Business secretary Peter Mandelson has sidelined the plans to investigate the appropriateness of the regulations.
The proposals, announced in 2005, ruled that for the first 26 weeks of maternity leave a woman should be paid 90% of her salary (currently women receive 90% pay for six weeks).
Beyond this, leave was to be awarded in three blocks of four-month periods - one for the mother, one for the father and one for either parent. The first eight weeks of each block would be paid at 90% salary and the second half at the statutory rate (£123.06 per week.) These blocks could have been taken any time until the child's fifth birthday. Currently paternity leave stands at two weeks.
A spokesman from the Department of Business, Enterprise and Regulatory Reform (BERR) said: "We have not yet announced a date for extending maternity and paternity rights.
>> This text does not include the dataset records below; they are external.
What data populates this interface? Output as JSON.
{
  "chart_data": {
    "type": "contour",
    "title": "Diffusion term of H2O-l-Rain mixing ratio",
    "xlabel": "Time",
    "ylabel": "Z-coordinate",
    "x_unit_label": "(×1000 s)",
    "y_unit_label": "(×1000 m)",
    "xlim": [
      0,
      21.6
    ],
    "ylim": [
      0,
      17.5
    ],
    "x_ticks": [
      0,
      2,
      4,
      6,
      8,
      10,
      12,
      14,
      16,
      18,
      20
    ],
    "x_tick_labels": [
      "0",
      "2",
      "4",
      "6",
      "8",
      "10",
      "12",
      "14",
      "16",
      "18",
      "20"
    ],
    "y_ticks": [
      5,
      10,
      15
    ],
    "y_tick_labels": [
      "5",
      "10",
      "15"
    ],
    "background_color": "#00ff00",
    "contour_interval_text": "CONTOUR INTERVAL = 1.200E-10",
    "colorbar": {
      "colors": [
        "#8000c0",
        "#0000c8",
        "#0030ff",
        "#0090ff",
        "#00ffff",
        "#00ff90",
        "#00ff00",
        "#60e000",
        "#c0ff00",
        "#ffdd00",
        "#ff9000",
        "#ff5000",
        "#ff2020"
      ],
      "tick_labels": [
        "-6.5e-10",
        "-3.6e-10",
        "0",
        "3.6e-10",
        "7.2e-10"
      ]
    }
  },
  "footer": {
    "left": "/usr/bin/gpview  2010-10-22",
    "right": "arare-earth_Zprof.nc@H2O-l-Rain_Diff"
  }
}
We are continuing to review the appropriateness of all new regulations due to come into force in the current economic climate. It is only right that in tough economic times we look afresh at the costs and benefits of new regulations."
The announcement has been welcomed by the CIPD, Mike Emmott, employee relations adviser at the CIPD, said: "The bureaucratic burdens involved in allowing mothers and fathers to share parental leave have always concerned us. In most cases parents work for different companies - making the administration of the measure potentially very complicated. What would have been cumbersome in good times could become the straw that breaks the camel's back in a recession - and could damage the long-term business case for better work-life balance."
But Richard Martin, partner in the employment team at Speechly Bircham, added: "The noises Mandelson has been making for some time indicated a decision along these lines was likely but the logic seems flawed - why is it more costly for businesses to have a man out for six months rather than a woman?
"There will be a degree more admin and businesses would have to understand the changes and how to implement them but once up and running there should be no greater cost other than for businesses which had deliberately sought to avoid recruiting women of child bearing age so as to avoid the issues surrounding maternity leave."